The American Academy of Nursing (AAN) has released a statement saying that it “applauds President Obama’s nomination of Francis S. Collins, MD, MPH, for Director of the National Institutes of Health (NIH).”

From chego101, via Flickr

From chego101, via Flickr

But now it appears there’s a controversy  brewing around Collins, a scientist who just happened to direct the Human Genome Project—how far it might progress is hard to say, but witness the distinctly unscholarly tone of an article at a Web site called Scholarly Kitchen. The author draws upon frank statements Collins has made about his religious beliefs as an evangelical Christian in order to impugn, through innuendo and inference—aided by some typically brilliant rhetorical sleight of hand from no less a celebrity scientist than Steven Pinker—Collins’s very claim to objectivity. How dangerous is Collins, you might ask? Here’s a quote from Collins used to suggest he’s not to be trusted:

Science is not particularly effective — in fact, it’s rather ineffective — in making commentary about the supernatural world. Both worlds, for me, are quite real and quite important.
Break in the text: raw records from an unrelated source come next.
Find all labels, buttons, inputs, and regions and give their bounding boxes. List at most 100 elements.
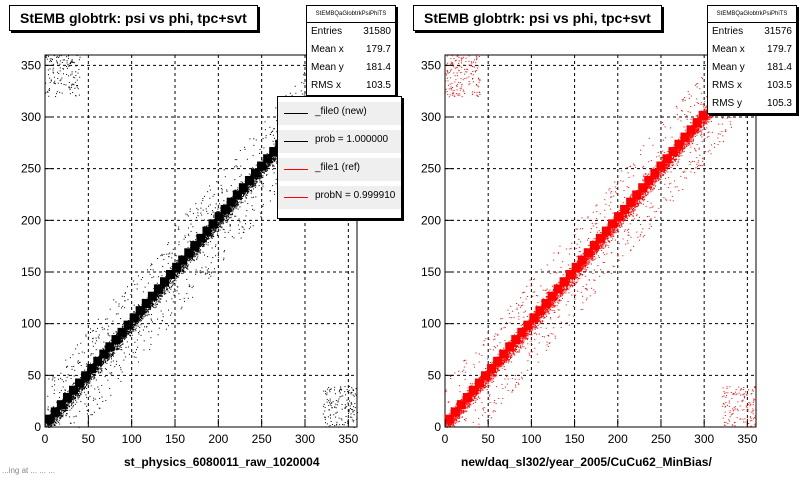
dense-bin [499, 349, 509, 359]
dense-bin [644, 175, 654, 185]
legend-entry: _file1 (ref) [278, 158, 401, 181]
dense-bin [517, 327, 527, 337]
y-tick-label: 350 [421, 58, 441, 72]
dense-bin [487, 364, 497, 374]
dense-bin [202, 226, 212, 236]
legend-entry: _file0 (new) [278, 102, 401, 125]
x-tick-label: 250 [651, 432, 671, 446]
dense-bin [620, 204, 630, 214]
dense-bin [474, 378, 484, 388]
x-axis-caption-left: st_physics_6080011_raw_1020004 [124, 455, 320, 469]
dense-bin [462, 392, 472, 402]
dense-bin [220, 204, 230, 214]
legend-entry: prob = 1.000000 [278, 130, 401, 153]
y-tick-label: 250 [21, 162, 41, 176]
dense-bin [56, 400, 66, 410]
dense-bin [583, 248, 593, 258]
dense-bin [99, 349, 109, 359]
dense-bin [269, 147, 279, 157]
x-tick-label: 50 [82, 432, 96, 446]
dense-bin [626, 197, 636, 207]
dense-bin [559, 277, 569, 287]
stats-box-left: StEMBQaGlobtrkPsiPhiTS Entries 31580 Mean… [306, 5, 396, 96]
dense-bin [208, 219, 218, 229]
dense-bin [523, 320, 533, 330]
stats-row: RMS x 103.5 [712, 80, 792, 91]
stats-row: RMS x 103.5 [311, 80, 391, 91]
chart-panel-right: 0 50 100 150 200 250 300 350 0 50 100 150 200 250 300 3… [400, 0, 800, 480]
stats-name-right: StEMBQaGlobtrkPsiPhiTS [708, 6, 796, 23]
dense-bin [69, 385, 78, 395]
dense-bin [196, 233, 206, 243]
dense-bin [62, 392, 72, 402]
dense-bin [129, 313, 139, 323]
dense-bin [698, 110, 708, 120]
dense-bin [147, 291, 157, 301]
legend-swatch [284, 197, 308, 198]
dense-bin [190, 241, 200, 251]
y-tick-label: 200 [21, 213, 41, 227]
y-tick-label: 300 [421, 110, 441, 124]
dense-bin [571, 262, 581, 272]
legend-swatch [284, 113, 308, 114]
dense-bin [166, 270, 176, 279]
y-tick-label: 100 [421, 317, 441, 331]
dense-bin [608, 219, 618, 229]
stats-row: Mean y 181.4 [311, 62, 391, 73]
plot-frame [444, 54, 757, 428]
dense-bin [444, 414, 454, 424]
dense-bin [87, 364, 97, 374]
dense-bin [511, 335, 521, 345]
x-tick-label: 250 [252, 432, 272, 446]
dense-bin [160, 277, 169, 287]
x-tick-label: 150 [165, 432, 185, 446]
dense-bin [184, 248, 194, 258]
dense-bin [232, 190, 242, 200]
dense-bin [251, 168, 260, 178]
dense-bin [468, 385, 478, 395]
dense-bin [214, 212, 224, 222]
dense-bin [244, 175, 254, 185]
y-tick-label: 50 [28, 368, 42, 382]
dense-bin [547, 291, 557, 301]
stats-row: Mean y 181.4 [712, 62, 792, 73]
chart-title-right: StEMB globtrk: psi vs phi, tpc+svt [413, 5, 662, 31]
x-tick-label: 100 [122, 432, 142, 446]
y-tick-label: 100 [21, 317, 41, 331]
dense-bin [638, 183, 648, 193]
y-tick-label: 150 [421, 265, 441, 279]
dense-bin [565, 270, 575, 279]
dense-bin [481, 371, 491, 381]
stats-row: Entries 31580 [311, 26, 391, 37]
dense-bin [577, 255, 587, 265]
dense-bin [50, 407, 60, 417]
dense-bin [505, 342, 515, 352]
y-tick-label: 150 [21, 265, 41, 279]
legend-swatch [284, 169, 308, 170]
dense-bin [535, 306, 545, 316]
x-tick-label: 0 [42, 432, 49, 446]
dense-bin [123, 320, 133, 330]
y-tick-label: 50 [428, 368, 442, 382]
dense-bin [662, 154, 672, 164]
stats-row: RMS y 105.3 [712, 98, 792, 109]
y-tick-label: 300 [21, 110, 41, 124]
dense-bin [93, 356, 103, 366]
dense-bin [105, 342, 115, 352]
dense-bin [650, 168, 660, 178]
x-tick-label: 0 [442, 432, 449, 446]
dense-bin [680, 132, 690, 142]
chart-panel-left: 0 50 100 150 200 250 300 350 0 50 100 150 200 250 300 3… [9, 5, 402, 469]
dense-bin [656, 161, 666, 171]
x-tick-label: 350 [737, 432, 757, 446]
y-tick-label: 350 [21, 58, 41, 72]
y-tick-label: 0 [434, 420, 441, 434]
dense-bin [632, 190, 642, 200]
dense-bin [117, 327, 127, 337]
dense-bin [153, 284, 163, 294]
dense-bin [111, 335, 121, 345]
footer-text: ...ing at ... ... ... [2, 466, 55, 475]
dense-bin [456, 400, 466, 410]
dense-bin [529, 313, 539, 323]
dense-bin [263, 154, 273, 164]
Hmm. Pretty scary stuff. As I read, I hoped to learn exactly how Collins had undermined scientific objectivity (for example, by acting on behalf of the Bush administration in redacting vast portions of studies unfavorable to a political agenda), but saw not the slightest bit of concrete evidence that Collins has ever let his religious beliefs color his scientific objectivity or affect his practice.

What, for example, does Collins believe about using embryonic stem cells for research? Here’s a blog entry of someone affiliated with the magazine Christianity Today. As far as I can tell from the interview excerpts quoted, such as the one below, Collins comes down pretty squarely on the side of going ahead and allowing the use of embryonic stem cells:

There are hundreds of thousands of those embryos currently frozen away in in vitro fertilization clinics. And it is absolutely unrealistic to imagine that anything will happen to those other than they’re eventually getting discarded. So as much as I think human embryos deserve moral status, it is hard to see why it’s more ethical to throw them away than to take some that are destined for discarding and do something that might help somebody.

It’s not that he doesn’t have qualms. But it seems that for Collins, science and the potential for alleviation of human suffering trump moral or religious absolutism and blind adherence to the sanctity of life issue.

As far as assuming that all Christians think the same on any one issue, that’s like saying all Jews or Muslims think the same on a specific issue. It’s absurd, ill informed, dated, and plays right into the hands of fundamentalists rather than strengthening alliances between ethical, thoughtful people of every sort. Seems to me that Collins’s extracurricular efforts to help certain religious people see they don’t have to hold science hostage to religion—that the two can coexist and even complement each other—can only be beneficial in a culture like ours, whether you agree with his beliefs or not. If further scrutiny proves me wrong, so be it. But let’s judge him by his deeds, not our fears.